I have far exceeded my pageview expectations, hitting 10,000 after only 3 months, but never being quite that high again.
I had the incredibly memorable opportunity of attending the PBS Memorial Day concert and interviewing well-known celebrities like The Beach Boys and Trace Adkins.
I have written words that I am proud of, learned new skills, and made friendships and found community with people I would have never known otherwise.
I have reclaimed a piece of myself that had gotten lost in the midst of military life and motherhood. I do this for me- because I enjoy it and because it fulfills a desire that God placed within me.
With my words, I am able to encourage, inspire, and point others towards Him.

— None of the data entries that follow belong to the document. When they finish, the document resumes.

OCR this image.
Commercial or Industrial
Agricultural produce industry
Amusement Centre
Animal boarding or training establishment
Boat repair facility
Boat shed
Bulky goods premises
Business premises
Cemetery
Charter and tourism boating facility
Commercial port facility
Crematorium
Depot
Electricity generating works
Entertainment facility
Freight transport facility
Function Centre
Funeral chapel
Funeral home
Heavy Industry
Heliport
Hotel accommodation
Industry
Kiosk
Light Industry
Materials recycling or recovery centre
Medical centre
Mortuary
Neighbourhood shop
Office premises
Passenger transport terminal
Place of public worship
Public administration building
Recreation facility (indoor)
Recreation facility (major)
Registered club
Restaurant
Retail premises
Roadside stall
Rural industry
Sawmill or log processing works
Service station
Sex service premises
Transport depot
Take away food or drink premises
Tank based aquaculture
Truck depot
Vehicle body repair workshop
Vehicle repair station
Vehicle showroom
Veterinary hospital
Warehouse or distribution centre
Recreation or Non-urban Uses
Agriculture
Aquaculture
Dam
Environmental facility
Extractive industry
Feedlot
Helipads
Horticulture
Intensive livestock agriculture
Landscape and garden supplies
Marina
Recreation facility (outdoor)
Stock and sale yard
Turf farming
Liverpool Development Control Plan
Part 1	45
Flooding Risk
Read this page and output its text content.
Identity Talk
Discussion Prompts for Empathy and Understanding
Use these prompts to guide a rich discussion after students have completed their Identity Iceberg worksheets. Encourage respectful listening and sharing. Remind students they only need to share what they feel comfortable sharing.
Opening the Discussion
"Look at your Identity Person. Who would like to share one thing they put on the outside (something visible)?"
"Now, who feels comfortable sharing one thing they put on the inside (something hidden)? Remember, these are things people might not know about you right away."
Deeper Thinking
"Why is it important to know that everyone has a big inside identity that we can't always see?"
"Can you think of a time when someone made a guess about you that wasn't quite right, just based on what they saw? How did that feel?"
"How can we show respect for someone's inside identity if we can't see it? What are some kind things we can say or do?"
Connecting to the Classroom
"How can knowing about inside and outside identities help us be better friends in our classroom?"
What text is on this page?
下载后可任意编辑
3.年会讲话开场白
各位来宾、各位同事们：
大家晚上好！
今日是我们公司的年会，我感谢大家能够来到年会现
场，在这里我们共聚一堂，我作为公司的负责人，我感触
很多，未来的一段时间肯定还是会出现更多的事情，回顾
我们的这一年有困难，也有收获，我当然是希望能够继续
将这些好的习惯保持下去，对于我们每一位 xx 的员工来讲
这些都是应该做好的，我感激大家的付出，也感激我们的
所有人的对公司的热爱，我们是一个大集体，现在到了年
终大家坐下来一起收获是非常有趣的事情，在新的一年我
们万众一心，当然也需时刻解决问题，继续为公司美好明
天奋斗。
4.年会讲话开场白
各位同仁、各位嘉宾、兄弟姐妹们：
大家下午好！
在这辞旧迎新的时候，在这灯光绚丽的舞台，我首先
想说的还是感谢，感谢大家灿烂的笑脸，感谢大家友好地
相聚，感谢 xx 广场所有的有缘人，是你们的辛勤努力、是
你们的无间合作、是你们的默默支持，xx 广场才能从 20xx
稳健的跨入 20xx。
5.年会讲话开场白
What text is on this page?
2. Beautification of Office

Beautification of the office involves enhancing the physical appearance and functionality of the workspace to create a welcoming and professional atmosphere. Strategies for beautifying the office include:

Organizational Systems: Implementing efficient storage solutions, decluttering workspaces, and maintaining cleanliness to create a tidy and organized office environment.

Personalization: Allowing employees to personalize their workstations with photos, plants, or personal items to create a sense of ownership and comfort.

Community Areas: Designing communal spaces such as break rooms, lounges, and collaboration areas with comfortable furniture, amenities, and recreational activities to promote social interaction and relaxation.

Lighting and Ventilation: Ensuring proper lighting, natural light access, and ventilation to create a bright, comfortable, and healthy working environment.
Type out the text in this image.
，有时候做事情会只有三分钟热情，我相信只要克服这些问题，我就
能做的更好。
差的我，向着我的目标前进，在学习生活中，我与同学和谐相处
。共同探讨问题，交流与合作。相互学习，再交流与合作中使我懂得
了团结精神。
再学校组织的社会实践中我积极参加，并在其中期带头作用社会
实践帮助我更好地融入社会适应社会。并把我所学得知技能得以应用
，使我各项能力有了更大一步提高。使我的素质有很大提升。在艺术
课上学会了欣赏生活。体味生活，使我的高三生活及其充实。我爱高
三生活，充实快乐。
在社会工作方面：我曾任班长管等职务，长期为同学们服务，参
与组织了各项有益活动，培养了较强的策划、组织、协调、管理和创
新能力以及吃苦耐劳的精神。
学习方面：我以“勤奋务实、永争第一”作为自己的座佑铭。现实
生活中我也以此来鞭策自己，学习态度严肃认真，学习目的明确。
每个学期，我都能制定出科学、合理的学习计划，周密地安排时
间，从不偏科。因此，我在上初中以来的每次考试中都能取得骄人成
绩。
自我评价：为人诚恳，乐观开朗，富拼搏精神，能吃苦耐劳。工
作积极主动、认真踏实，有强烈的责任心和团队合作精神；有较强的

There is significance in that.
So today I celebrate one year of being on this adventure. I look back and see the steps I’ve taken. And I see the next steps in front me.
I see The Milspouse Ministry growing and reaching far more than I ever could have imagined. I see the book I’m working on and the hands that might one day hold it.
I’m holding all of this loosely and I remind myself frequently that I’m to be building His kingdom and not my own. But I put in the time, I work hard, and keep taking the next step.
Whether you’re a fellow blogger, a milspouse trying to finish her degree in the midst of yet another PCS, or a mom who just needs SOMETHING for herself- don’t give up on your dream! Take it one day, one step at a time, and you’ll be amazed at how far you can go!
So grab some cake- we’re celebrating today! Because none of this would be possible without you, the reader. So from the bottom of heart- THANK YOU for being there, every wobbly step of the way.